Land Purchase and Rural Legacy Announcements
Our goals for GreenPrint are not some pie-in-the-sky daydream that we can afford to pass off to the next generation. They require our immediate attention, which is why today we are announcing our intention to bring to the Board of Public Works a request to protect 9,242 acres of some of our most ecologically and historically significant lands through Program Open Space.
In the past two years, we’ve been able to protect 8,175 acres, a substantial increase over the 2,461 acres protected during the comparable period in the previous administration. Today we are more than doubling our progress to more than 17,000 preserved acres. These lands span four Maryland counties – including areas experiencing unprecedented growth – containing nearly 20 miles of shoreline along the Potomac River and Chesapeake Bay, and thousands of acres of forest land.
In addition, we’re proposing $13.5 million in new Rural Legacy Grants, with nearly half these grants falling in targeted ecological areas. These lands buffer the Chesapeake and its tributaries from pollution, helping local communities preserve their heritage and character, supporting our farming, forestry, and tourism economies, and preserving critical habitat for native plant and wildlife species.
Conclusion
Our founding fathers wrote of “securing the blessings of liberty” not only for themselves, but for their posterity,… an idea echoed by Teddy Roosevelt, one of our nation’s original conservationists, when he said in his own time that: “Our duty to the whole, including the unborn generations, bids us restrain an unprincipled present-day minority from wasting the heritage of these unborn generations.”

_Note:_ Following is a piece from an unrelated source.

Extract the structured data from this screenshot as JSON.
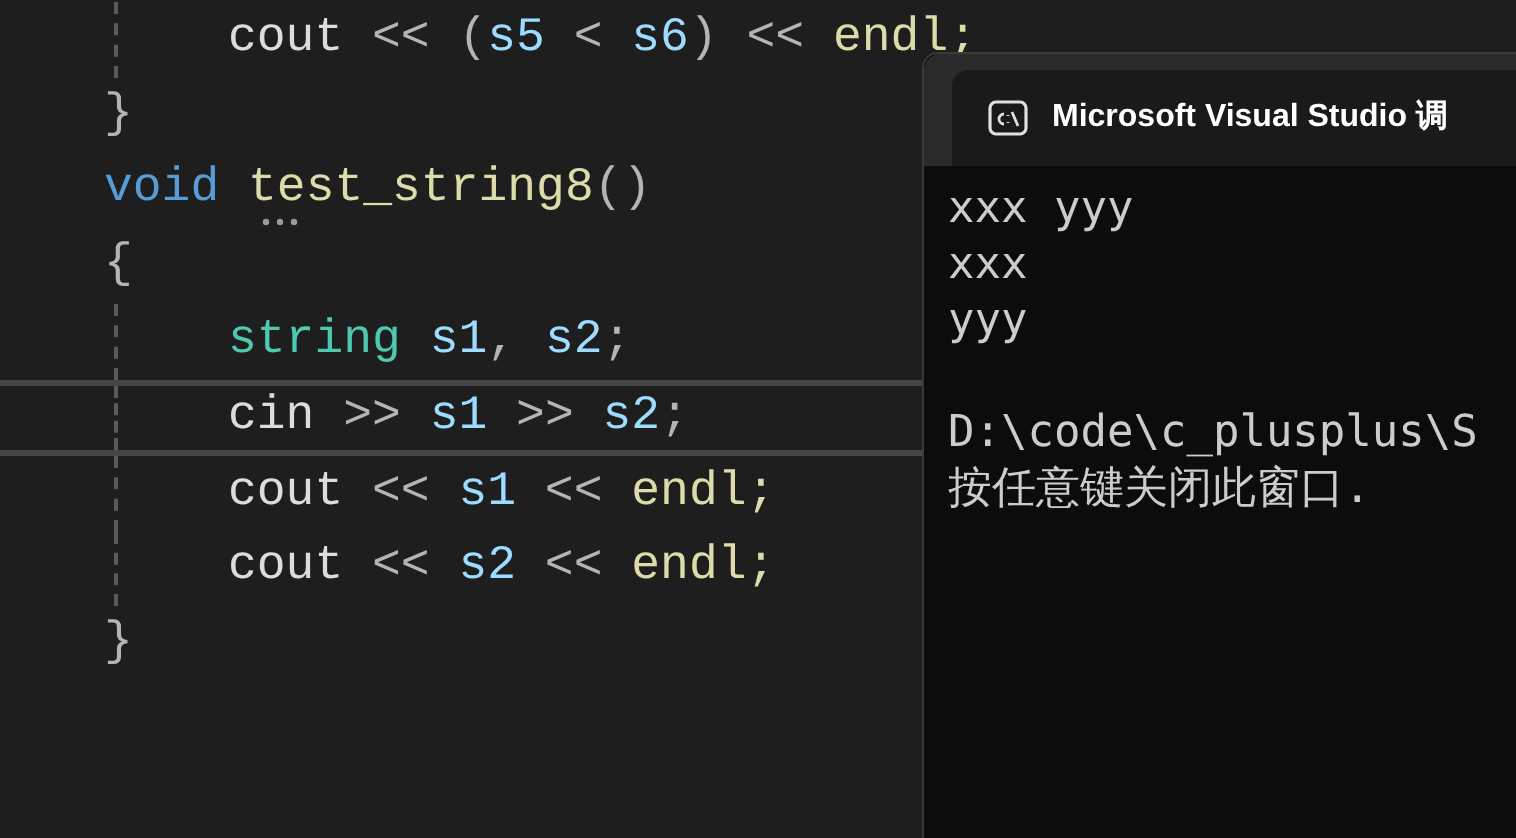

None of us want the day to come when we have to tell our children and grandchildren that “once upon a time we were able to fish in Maryland’s waters” or that “once there were forests here, filled with wildlife.” And so we are choosing once again to respond to adversity with progress; to affirm our duty to ourselves, to our children, and to the heritage of unborn generations.
Working together, we’ve chosen to create the Chesapeake 2010 Trust Fund and to make difficult decisions to protect our blue crab, terrapin, and yellow perch populations. Together we’ve chosen to restore our Office of Smart Growth, to create our Climate Change Commission, to pass landmark Clean Cars legislation and to update our Critical Areas Laws for the first time in a quarter century.
Although there is much more work to be done, we’re committed to continuing our progress together as One Maryland, united in our preference for a more sustainable future. One Maryland: smart, green, and growing.